Two passionate debates at consecutive council meetings have not stopped an application for a brothel in Traralgon from being approved.
A challenge from Latrobe City councillor Christine Sindt, to have the brothel’s approval overturned, failed on Monday night.
There was a split vote 4-4, with chair of the meeting Cr Sharon Gibson casting the deciding vote.
This was despite residents again expressing their concern about the brothel’s Standing Drive location and fear of increased violence in the industrial area.
It is a decision that has disappointed Cr Dale Harriman, who supported Cr Sindt’s challenge based on the opposition of the nearby community.
“I don’t think where it is, is the right place,” Cr Harriman said.
“Councillors are there to represent the community and we let the community down last night.”
Last year council received an application to open an exempt brothel in a Standing Drive warehouse, which the applicant said would operate by appointment only with strictly no walk-in traffic.
Councillors approved the application on the grounds a management plan be submitted detailing security measures and no more than five people would be on the premises at any one time.
The exempt brothel, a small owner-operated business that can operate with two sex work service providers, would open between 10am and 10pm, seven days a week.

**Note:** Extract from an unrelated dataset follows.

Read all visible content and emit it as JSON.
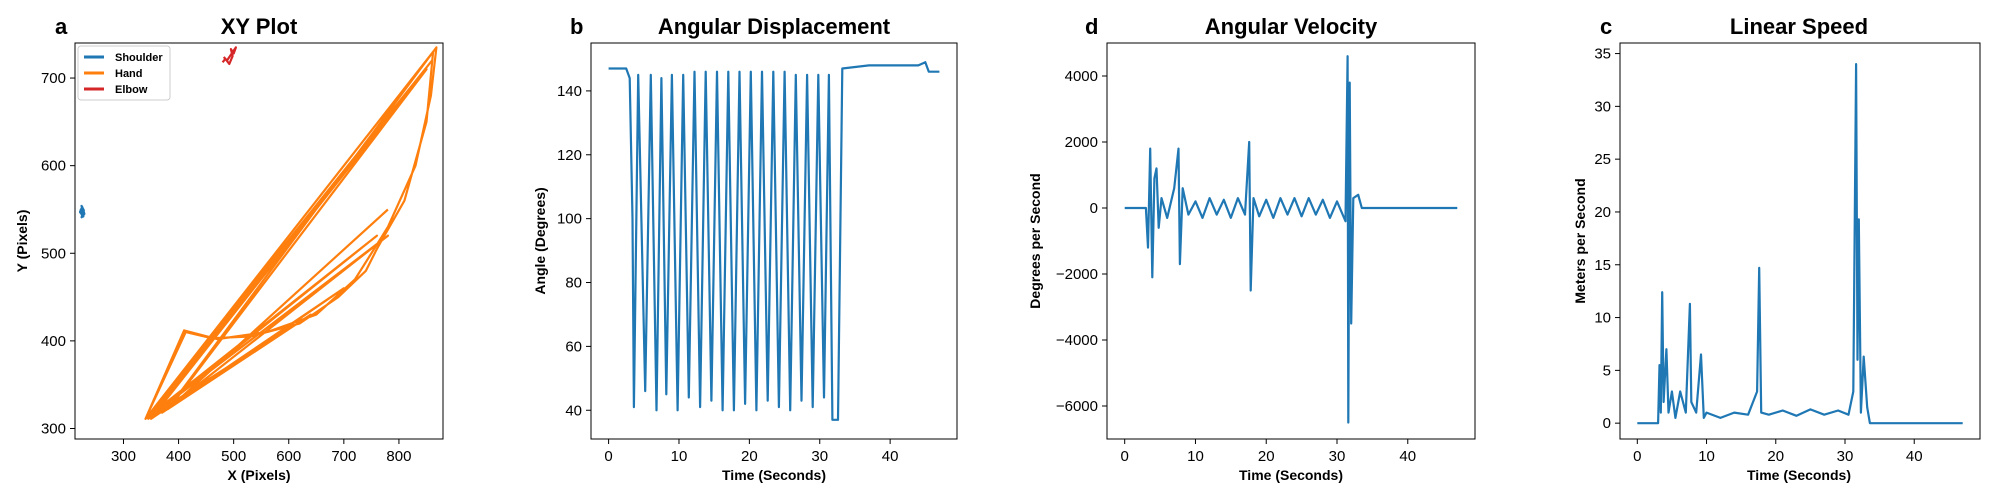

Four people addressed Monday’s meeting before councillors considered overturning their original approval, with a member of a nearby foodbank suggesting the facility could close down.
A property owner said the brothel would be in the line of sight of his future family home, while a social worker asked councillors if the brothel was in the best interests of women and children.
Speaking in support of the brothel’s approval, Cr Kellie O’Callaghan told The Express providing a safe work environment in the sex industry was important.
“If we turn a blind eye to the existence of the industry and encourage unregulated working environments we place women at much higher risk,” Cr O’Callaghan said.
She said while it was important to consider community concerns, she felt confident a council officer’s report addressed the matters highlighted.
“There remains an avenue for appeal to VCAT (the Victorian Civil and Administrative Tribunal) in the event that the objectors feel that council hasn’t heard or effectively considered the issues they presented,” she said.
All objectors can appeal the decision by making an application to the VCAT to review council’s decision.
Those who did not make an objection to council must have VCAT’s leave to make an application for review of council’s decision.
Objectors have 21 days, from the date of the notice of decision to issue a permit, to appeal the decision.